How Many Different Dollar Currencies Are There in The World?
How many different countries use the name “dollar” as the name of their national currency? The United States Dollar is not the only dollar currency in the world. The name of the currency “dollar” has a fascinating history and many countries want to be a part of that name. There are at least 22 different kinds of currencies currently in use in the world today that use the name “dollar”.
Here is a list of national currencies that use the name “dollar” in them.
- East Caribbean Dollar in Antigua and Barbuda, Dominica, Grenada, St.Kitts and Nevis, St. Lucia, St. Vincent and The Grenadines, Tuvalu
- Australian dollar in Australia, Kiribati and Nauru
- Bahamanian dollar
- Barbados dollar
- Belize dollar
- Brunei dollar
- Canadian dollar
- US Dollar used as the official currency in Ecuador, El Salvador and Palau
- Fiji dollar
- Guyana dollar
- Hong Kong dollar
- Jamaican dollar
- Liberian dollar
- Namibian dollar
- New Zealand dollar
- Singapore dollar
- Solomon islands dollar
- Surinamese dollar
- New Taiwan dollar
- Trinidad and Tobago dollar
- Tuvaluan dollar
- Zimbabwean dollar
Origin of the Name Dollar
The dollar originates in the coins minted as Joachimsthaler in the modern Czech Republic in 1520. In German thal or tal refers to a valley and signified Joachimstal valley, where the silver for the coin was mined.
The name dollar came into the English language through the Dutch and spread in the original thirteen colonies of the United States during the early 17th and 18th centuries. Spanish dollars were the commonest currency in the USA by the American revolution in 1776.

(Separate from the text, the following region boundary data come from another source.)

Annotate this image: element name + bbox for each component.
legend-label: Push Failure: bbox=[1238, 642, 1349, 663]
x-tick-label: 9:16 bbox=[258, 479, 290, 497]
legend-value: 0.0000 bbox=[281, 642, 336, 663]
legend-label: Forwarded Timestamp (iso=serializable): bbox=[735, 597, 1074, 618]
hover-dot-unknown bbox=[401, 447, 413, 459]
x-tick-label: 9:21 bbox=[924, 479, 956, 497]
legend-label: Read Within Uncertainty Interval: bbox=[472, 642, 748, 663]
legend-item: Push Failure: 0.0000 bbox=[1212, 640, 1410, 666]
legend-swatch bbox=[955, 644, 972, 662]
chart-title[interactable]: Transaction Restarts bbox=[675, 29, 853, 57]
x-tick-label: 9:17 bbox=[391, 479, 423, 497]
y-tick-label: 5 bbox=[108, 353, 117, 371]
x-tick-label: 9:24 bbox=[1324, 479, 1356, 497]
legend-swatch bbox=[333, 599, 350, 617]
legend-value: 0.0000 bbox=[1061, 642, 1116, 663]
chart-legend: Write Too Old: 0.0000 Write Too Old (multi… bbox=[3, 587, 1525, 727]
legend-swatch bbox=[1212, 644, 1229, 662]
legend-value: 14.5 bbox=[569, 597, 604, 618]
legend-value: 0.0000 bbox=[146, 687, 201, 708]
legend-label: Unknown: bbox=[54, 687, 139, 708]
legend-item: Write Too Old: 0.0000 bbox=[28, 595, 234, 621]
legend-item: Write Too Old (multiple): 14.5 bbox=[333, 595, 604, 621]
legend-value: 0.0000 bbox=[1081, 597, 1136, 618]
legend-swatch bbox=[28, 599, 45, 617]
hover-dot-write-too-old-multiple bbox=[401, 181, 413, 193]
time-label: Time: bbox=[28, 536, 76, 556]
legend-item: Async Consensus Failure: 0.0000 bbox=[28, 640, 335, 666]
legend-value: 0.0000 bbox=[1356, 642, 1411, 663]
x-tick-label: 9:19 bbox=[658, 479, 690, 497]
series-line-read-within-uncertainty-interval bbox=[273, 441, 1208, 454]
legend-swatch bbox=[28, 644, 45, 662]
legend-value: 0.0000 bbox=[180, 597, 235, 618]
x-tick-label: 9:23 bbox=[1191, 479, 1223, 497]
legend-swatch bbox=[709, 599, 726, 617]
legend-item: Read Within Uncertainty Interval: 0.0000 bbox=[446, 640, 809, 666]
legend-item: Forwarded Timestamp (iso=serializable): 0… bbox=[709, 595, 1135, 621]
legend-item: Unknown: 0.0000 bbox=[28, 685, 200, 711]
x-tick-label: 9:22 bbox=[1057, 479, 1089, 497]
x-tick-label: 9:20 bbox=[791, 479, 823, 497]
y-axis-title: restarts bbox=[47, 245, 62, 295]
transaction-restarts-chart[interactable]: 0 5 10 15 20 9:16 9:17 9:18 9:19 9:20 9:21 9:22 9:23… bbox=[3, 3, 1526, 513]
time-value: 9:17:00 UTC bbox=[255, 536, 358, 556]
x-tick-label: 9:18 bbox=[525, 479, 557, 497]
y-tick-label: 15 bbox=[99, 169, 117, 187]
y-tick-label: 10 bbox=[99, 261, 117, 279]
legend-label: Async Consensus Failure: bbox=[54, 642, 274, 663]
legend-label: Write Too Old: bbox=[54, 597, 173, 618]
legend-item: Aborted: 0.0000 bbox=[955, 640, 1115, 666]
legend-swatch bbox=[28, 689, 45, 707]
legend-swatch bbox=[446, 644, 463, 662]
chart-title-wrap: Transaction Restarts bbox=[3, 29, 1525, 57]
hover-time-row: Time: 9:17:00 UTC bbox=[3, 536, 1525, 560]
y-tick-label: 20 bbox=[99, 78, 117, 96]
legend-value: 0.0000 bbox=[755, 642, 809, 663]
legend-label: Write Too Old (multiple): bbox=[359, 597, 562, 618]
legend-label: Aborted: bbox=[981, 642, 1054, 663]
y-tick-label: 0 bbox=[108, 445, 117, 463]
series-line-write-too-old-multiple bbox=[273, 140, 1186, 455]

Most of the countries that have taken the name dollar as their currency do not share a common history with the Spanish or American dollar. Many of them like Australia, New Zealand, Fiji, Jamaica, Namibia and Zimbabwe adopted the dollar after moving to a decimal based currency system away from a British sterling based system.
Peculiarities of the Usage of the Dollar Sign
The dollar sign $ appeared on a United States coin for the first time only in February 2007.
In USA and English-speaking Canada, the dollar symbol is put in front of the number as in $5 but for the cents the practice is to put the cent sign after the number, as in 5¢.
Nicaragua uses the dollar sign (written as C$) for their currency, the córdoba. The Tongan currency, pa’anga also uses the $ sign.
Officially gold and silver dollar coins are not minted anymore. But the US Mint still makes beautiful $1 denomination coins in silver and $50 in gold, mainly for collectors.
The Worst Valued Dollar Currency
The worst valued dollar currency title belongs to the Zimbabwe dollar. After the move to a decimal system, when it was introduced in 1980, it was a hard currency replacing the Rhodesian dollar, which was 2 dollars to a British pound. Horrendous inflation (231,150,888.87% in one month July 2004) and crash of the economy ruined the Zimbabwe dollar. Banknotes of one hundred billion dollars would buy only three eggs then. At that time one UK pound was 1.2 trillion Zimbabwe dollars.
Zimbabwe removed 12 zeroes from the currency and eventually scrapped the currency on 12.4.2009. Only foreign currencies are used there nowadays.